Bagi sebagian orang, sistem kapitalisme sekarang ini memberikan harapan akan adanya peningkatan taraf hidup, kesejahteraan dan martabat, pendek kata mampu memberikan kemakmuran. Bagi teori-teori humaniora, mungkin saja itu terjadi asal tidak ada manusia yang serakah dan berkeinginan untuk memperkaya diri sendiri secara egois. Persoalannya, mekanisme biologis manusia selalu penuh dengan ke-nafsu-an tersebut, akan tetapi bukankah manusia sudah menciptakan mekanisme untuk mengatur nafsu-nafsu tersebut agar tidak menguasai dirinya.

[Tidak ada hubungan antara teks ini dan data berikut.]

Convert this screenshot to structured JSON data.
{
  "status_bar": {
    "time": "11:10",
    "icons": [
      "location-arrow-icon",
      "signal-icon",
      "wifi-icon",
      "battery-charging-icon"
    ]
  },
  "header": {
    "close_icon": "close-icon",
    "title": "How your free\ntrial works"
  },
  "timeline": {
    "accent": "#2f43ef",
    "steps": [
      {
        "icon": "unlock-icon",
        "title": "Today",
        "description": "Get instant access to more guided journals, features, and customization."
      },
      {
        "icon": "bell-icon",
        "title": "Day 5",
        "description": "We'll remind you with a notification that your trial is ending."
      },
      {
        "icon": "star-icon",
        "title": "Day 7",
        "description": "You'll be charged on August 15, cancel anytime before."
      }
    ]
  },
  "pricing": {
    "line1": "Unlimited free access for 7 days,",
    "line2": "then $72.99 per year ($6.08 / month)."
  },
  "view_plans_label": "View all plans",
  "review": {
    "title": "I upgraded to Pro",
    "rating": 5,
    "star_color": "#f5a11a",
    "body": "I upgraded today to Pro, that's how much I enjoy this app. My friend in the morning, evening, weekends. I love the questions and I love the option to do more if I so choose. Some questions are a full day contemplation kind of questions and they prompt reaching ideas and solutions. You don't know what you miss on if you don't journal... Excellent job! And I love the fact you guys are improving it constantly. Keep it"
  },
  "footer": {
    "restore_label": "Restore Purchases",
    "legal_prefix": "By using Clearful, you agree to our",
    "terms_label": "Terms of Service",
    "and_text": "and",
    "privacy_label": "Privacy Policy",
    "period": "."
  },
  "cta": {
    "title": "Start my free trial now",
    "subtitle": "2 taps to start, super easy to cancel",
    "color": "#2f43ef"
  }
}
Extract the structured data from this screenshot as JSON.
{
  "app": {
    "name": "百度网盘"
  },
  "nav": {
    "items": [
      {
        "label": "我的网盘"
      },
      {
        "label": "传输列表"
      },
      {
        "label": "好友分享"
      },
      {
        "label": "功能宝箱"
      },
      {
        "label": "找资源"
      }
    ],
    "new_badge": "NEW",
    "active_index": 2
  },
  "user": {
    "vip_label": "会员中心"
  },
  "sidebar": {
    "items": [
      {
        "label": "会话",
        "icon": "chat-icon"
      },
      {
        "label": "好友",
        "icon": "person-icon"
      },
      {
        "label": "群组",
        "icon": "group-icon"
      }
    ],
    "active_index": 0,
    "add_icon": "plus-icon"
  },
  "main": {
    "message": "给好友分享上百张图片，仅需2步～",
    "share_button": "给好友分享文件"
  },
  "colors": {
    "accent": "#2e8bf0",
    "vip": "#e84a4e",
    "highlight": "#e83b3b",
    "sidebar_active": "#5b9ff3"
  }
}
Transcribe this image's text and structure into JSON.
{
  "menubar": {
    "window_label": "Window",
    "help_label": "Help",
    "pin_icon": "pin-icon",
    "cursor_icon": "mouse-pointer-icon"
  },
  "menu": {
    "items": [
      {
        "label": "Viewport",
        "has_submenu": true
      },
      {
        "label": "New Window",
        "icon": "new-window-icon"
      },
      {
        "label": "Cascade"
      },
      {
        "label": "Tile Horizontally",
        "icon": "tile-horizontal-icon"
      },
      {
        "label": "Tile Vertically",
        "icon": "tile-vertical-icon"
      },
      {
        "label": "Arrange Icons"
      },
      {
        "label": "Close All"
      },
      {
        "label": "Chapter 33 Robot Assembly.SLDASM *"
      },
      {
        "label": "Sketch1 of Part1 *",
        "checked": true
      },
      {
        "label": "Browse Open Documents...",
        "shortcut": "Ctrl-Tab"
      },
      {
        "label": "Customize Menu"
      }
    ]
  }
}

Salah satu mekanisme kontrol nafsu adalah adanya nilai-nilai moral dan etika, dimana semuanya berasumsikan dasar-dasar humanisme dan normatifisme pergaulan sosial. Dalam hal ini, etika dan norma mengontrol agar manusia yang lain tidak mengganggu dan menekan manusia yang lain, yang mana harapan paling tinggi, manusia lain tidak menyakiti manusia lain dengan alasan yang merusak tatanan kehidupan sosial. Namun teori tersebut diatas, sayangnya, hanya dipandang sebagai teori saja, bukan dilihat sebagai sebuah konsep yang dialogis. Nah, pandangan dan pendapat seperti diatas yang sekarang ini dianut oleh para elitis negara ini, pandangan yang hanya tertuju pada tujuan pribadi saja. Kalaupun pandangan tersebut diperbesar nilai positifnya hanya diletakkan pada lajur kepentingan kelompok dan keluarga besar dari elit tersebut. Lalu letak rakyat ada dimana? Secara pribadi saya berasumsi, letak rakyat hanya sebagai konstituen Pemilu saja, kalaupun lebih dari itu, rakyat dipandang sebagai obyek penderita yang diperlukan pada perpektif sebagai korban sebuah bencana atau ketidakadilan. Rakyat diperlukan keberadaannya ketika para elitis negar ini ingin menjadi pahlawan yang kesiangan, rakyat dibutuhkan hanya ketika para elitis negara ini membutuhkan ruang untuk membangun citranya.
Dapatlah sekarang kita bayangkan mengapa subsidi itu harus dicabut, bukannya untuk membantu rakyat dalam membuat dan menciptakan kemakmuran, tapi lebih kepada bagaimana membuat laporan keuangan yang sifatnya progresif saja. Laporan keuangan hanya diperuntukkan bagi anggota DPR yang legislatif saja, yang juga kroni dalam partainya, tanpa perlu memandang rakyat yang memilih, harus juga diingat, bahwa DPR adalah kepanjangan tangan rakyat, bukannya konsorsium partai-partai politik.